Certains jeunes sont en outre confrontés à une série d’obstacles et d’épreuves qui s’enchevêtrent : décrochage scolaire, précarité étudiante, ruptures familiales et institutionnelles, troubles psychiques, difficultés administratives, mal-logement ou absence de logement stable, accès compliqué aux droits sociaux et au marché du travail, isolement…
Par ailleurs, alors que les parcours vers l’autonomie se complexifient, les injonctions à la responsabilisation individuelle se renforcent. Les réformes récentes des allocations de chômage et d’insertion, du revenu d’intégration sociale pour les cohabitants ou encore du financement de l’enseignement supérieur accentuent la pression sur des jeunes déjà fragilisés. Là où beaucoup auraient besoin de temps, de stabilité et d’accompagnement, les logiques d’austérité et d’activation imposent souvent l’urgence, le contrôle et la performance.

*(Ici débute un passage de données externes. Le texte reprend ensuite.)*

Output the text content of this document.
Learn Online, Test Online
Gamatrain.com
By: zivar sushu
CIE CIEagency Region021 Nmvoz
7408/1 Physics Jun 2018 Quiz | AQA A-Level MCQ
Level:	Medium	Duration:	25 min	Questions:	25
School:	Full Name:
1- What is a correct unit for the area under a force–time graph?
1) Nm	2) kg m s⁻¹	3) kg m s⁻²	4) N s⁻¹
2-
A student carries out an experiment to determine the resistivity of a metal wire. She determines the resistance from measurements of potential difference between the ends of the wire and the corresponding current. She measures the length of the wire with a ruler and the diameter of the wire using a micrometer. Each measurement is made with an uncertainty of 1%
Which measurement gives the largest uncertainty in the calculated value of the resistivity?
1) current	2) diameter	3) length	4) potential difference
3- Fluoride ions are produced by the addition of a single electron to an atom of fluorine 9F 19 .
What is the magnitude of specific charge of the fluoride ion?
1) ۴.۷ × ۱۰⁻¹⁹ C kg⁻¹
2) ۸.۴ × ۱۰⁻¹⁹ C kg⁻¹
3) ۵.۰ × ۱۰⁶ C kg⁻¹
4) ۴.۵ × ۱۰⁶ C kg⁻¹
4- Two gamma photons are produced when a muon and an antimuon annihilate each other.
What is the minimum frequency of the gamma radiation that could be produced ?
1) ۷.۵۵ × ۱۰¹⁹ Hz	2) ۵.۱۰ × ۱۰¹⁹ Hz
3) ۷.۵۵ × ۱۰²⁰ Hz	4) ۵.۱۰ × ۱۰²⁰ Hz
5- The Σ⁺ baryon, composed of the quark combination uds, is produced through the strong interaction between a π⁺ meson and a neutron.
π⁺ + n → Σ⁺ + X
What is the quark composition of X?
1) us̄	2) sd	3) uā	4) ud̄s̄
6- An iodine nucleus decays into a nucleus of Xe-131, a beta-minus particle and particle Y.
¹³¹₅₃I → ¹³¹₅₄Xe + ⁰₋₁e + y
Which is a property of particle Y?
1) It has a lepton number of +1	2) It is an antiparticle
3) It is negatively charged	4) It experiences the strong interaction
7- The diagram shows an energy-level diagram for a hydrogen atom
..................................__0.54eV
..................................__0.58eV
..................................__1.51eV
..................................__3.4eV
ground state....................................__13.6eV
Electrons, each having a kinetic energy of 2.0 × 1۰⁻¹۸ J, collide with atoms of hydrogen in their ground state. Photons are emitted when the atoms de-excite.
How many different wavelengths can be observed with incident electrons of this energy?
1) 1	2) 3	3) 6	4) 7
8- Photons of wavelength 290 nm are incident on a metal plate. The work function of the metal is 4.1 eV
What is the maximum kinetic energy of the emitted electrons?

Ces évolutions s’appuient aussi sur des représentations stéréotypées de la jeunesse : les jeunes seraient « démotivés », « assistés », « instables », « incapables de s’engager »… Pourtant, les analyses et témoignages réunis dans ce dossier montrent au contraire des jeunes qui tentent de tenir malgré des conditions de vie précaires et la multiplication des crises, qui cherchent du sens, qui aspirent à une stabilité devenue difficilement accessible, et qui doivent souvent gérer simultanément des difficultés que les institutions ont tendance à segmenter.
Un constat revient alors sans cesse : les réponses habituelles ne suffisent plus, il faut oser innover. Face aux problèmes multiples et imbriqués que rencontrent ces jeunes, de nombreuses initiatives de terrain proposent ainsi d’autres manières d’accompagner : approches intersectorielles, dispositifs bas seuil, travail collectif, accompagnement global dans le long terme…
L’autonomie ne se décrète pas. Elle se construit progressivement, grâce à des sécurités matérielles, des liens sociaux, des espaces de confiance et des droits effectifs.